One of the largest Klan rallies in the Southeast occurred a quarter-mile from his home when he was in the eighth grade, Holt said, and he recalled riding by days later and smelling the kerosene used to burn crosses in the field.

“You need to keep telling the story,” Holt said, recognizing how it would have been easier to ignore the civil rights story altogether. “It’s a past that needs to be remembered. … We finally came to the conclusion (as a people) we should not treat each other like this.”

The back entrance area and the main exhibit room on the first floor are dedicated to “Mama, Why Does the Water Have a Color?” The back portion focuses on segregated schools of the day, and it has room to accept many more items during the life of the exhibit, which will last until Dec. 17.

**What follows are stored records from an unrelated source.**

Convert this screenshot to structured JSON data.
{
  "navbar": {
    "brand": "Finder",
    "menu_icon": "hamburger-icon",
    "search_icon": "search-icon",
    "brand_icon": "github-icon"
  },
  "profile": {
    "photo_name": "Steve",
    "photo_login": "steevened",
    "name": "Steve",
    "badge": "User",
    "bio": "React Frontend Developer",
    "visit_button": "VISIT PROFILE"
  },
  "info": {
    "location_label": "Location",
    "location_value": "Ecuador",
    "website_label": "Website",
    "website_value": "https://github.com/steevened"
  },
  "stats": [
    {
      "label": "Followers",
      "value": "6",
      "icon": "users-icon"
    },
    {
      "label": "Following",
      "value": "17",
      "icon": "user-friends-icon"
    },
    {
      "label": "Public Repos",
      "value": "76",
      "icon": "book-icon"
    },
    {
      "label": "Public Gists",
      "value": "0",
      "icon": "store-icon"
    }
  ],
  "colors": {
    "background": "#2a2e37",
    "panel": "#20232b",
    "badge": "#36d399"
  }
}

“We didn’t come out deliberately and say, ‘Rowan County dragged its feet (during integration),’ but we did,” Holt said.

Reginald Brown, a black historian in Salisbury, helped with research for the exhibit. He remembers when Holt first suggested a civil rights exhibit, which would not pull punches.

“When Terry first came up with the idea,” Brown said, “I thought I would get my passport renewed, in case I had to leave and come back later.”

When he heard Holt’s title question for the exhibit, Brown said, “Do you really want to know? I can tell you why the water has color.”

There are many uncomfortable artifacts on display, such as Klan business cards, posters and members’ magazines and newsletters.

One corner is devoted to the story of 16 Livingstone College students who were jailed for trespassing in Salisbury after they tried to integrate the Capitol movie theater March 1, 1962.

As he looked on the re-created Woolworth’s lunch counter and an eating booth nearby, Brown said the idea of drive-through windows for restaurants probably came from the days of segregation — when blacks could not eat inside white establishments, but would be served from windows or back doors.

And Brown laughed, retelling the story of a friend who used to work at Phil’s Shoes, who could tell who was under a Klan robe by the shoes peeking out from the bottom.

Executive Director Aaron Kepley has interviewed five local residents about their memories from the civil rights era, and he would like to interview more — whites and blacks. Parts of those interviews will be available for museum visitors to hear through iPads.

The exhibit has received a lot of community support, Holt says, and many people contributed their skills and talents.

Several of the items making up the Woolworth’s display are from the Salisbury store, including the booth, stools and sign. Most belong to the Rowan Museum collection, though the stools are on loan from the N.C. Museum of History.